Open Source vs Commercial RISC-V Licensing Models
Everybody is familiar with commercial licensing from traditional processor IP vendors such as Arm, Cadence, and Synopsys. But in discussing the RISC-V Open Instruction Set Architecture (ISA), there is widespread confusion of terminology with RISC-V often being described as “open source”. Some have even accused vendors of commercial RISC-V IP such as Codasip or Andes as not being in the spirit of RISC-V. But what is reality?
Let’s look at definitions briefly. An open standard like C, Verilog or HTTP is defined by a document that is maintained by an independent organisation. Thus, C is maintained by ISO, Verilog by IEEE, and HTTP by IETF. These organisations maintain the technical standards using a set of impartial rules. Such open standards are generally freely accessible.

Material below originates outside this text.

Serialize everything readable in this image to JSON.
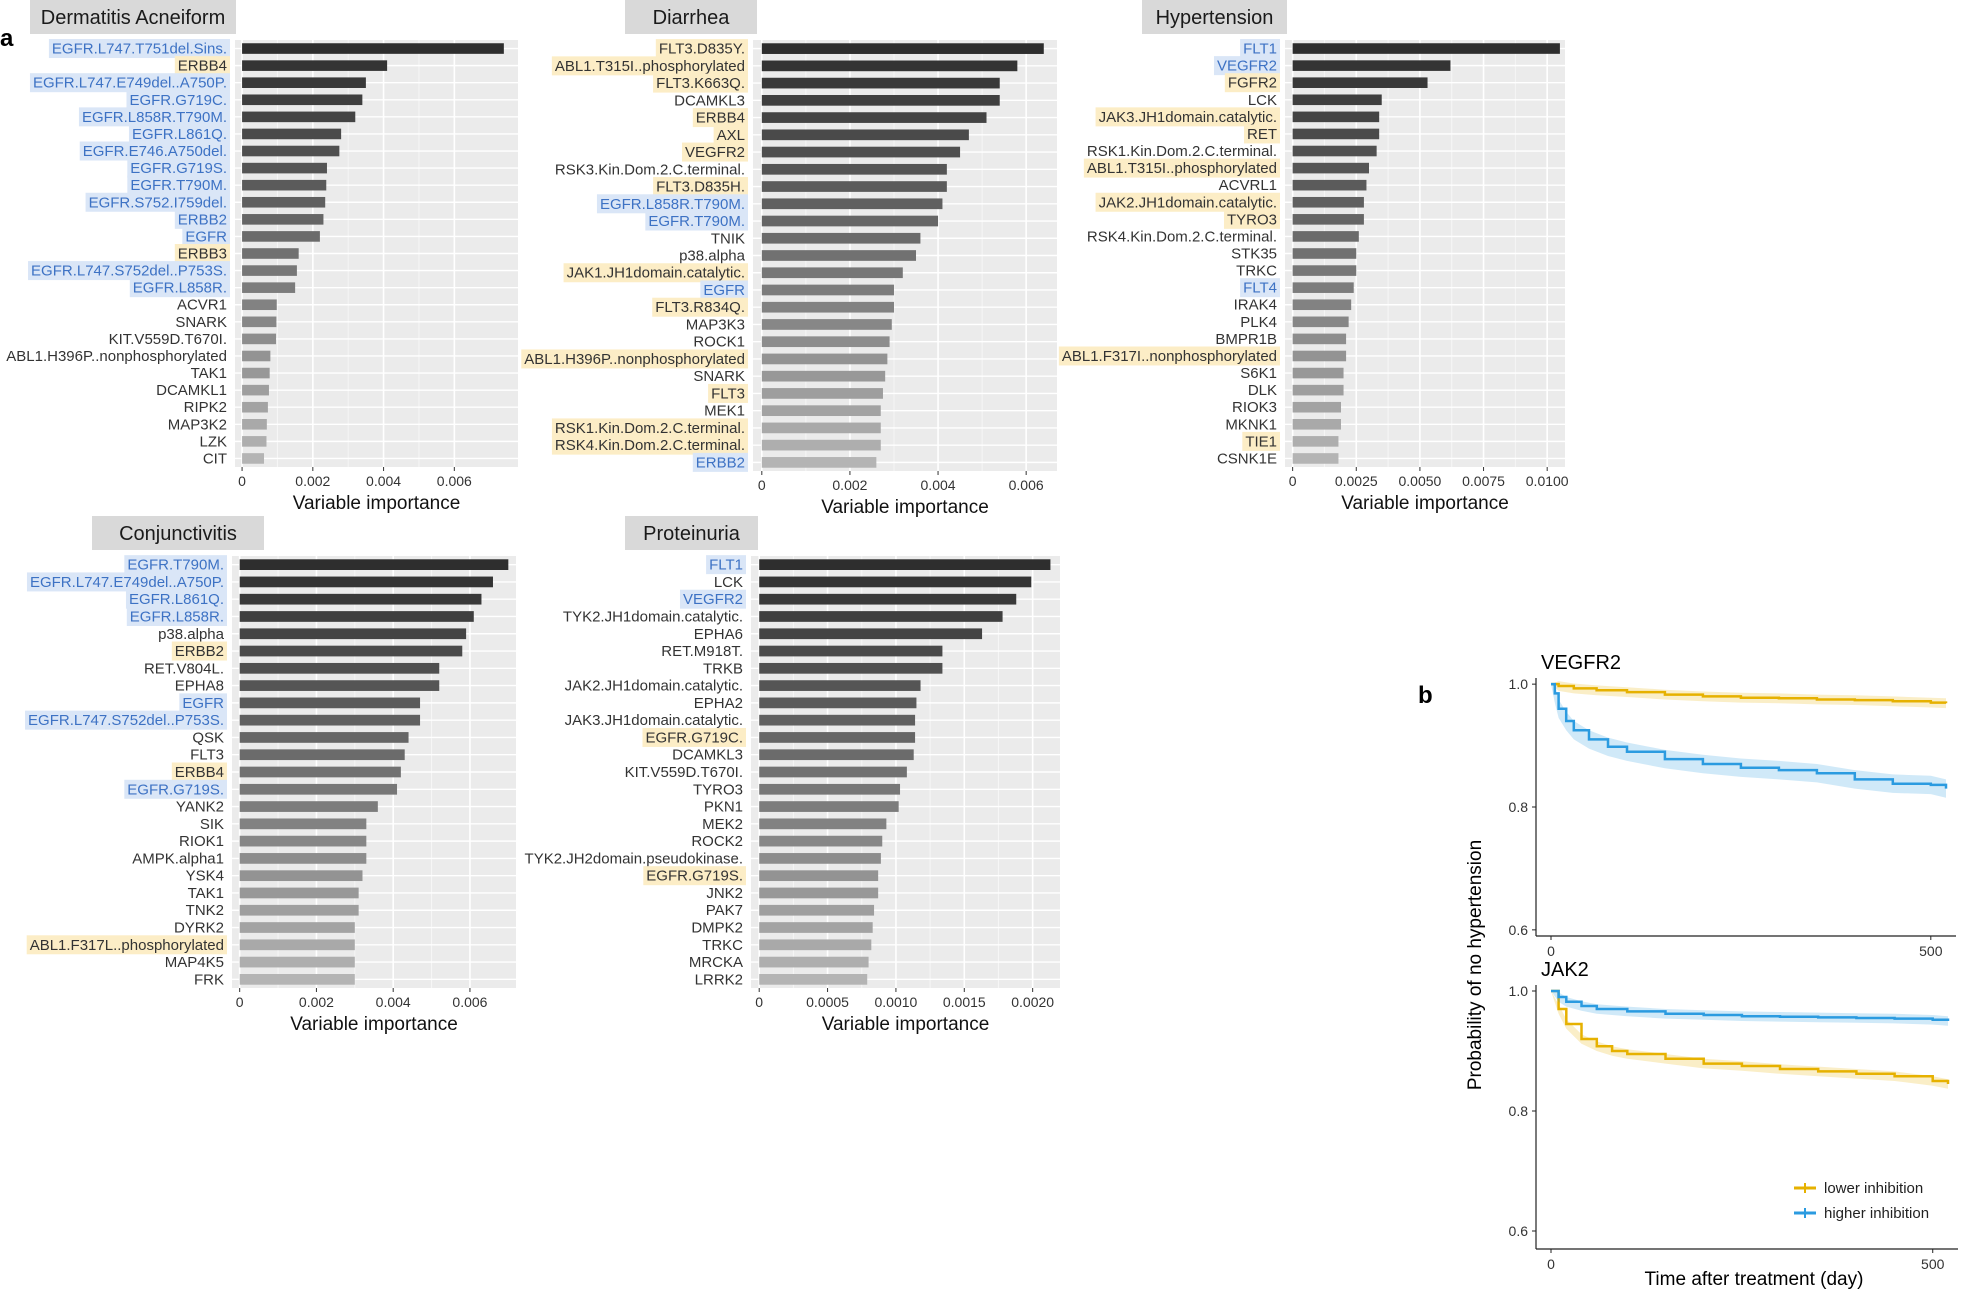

With open source, the source code for a software package or the hardware description language source for a hardware block are made available using a license. Open-source licenses vary from restrictive ones, such as copyleft license, to permissive ones, such as Apache. An open-source license defines rights for using, studying, modifying, and distributing the code. A copyleft license will require that any modifications be open-sourced, while a permissive license will not.
The RISC-V is an open standard, and the ISA does not define any microarchitecture or business model. Therefore, a RISC-V microarchitecture can be licensed either as a commercial IP license or as an open source one. Nothing is prescribed.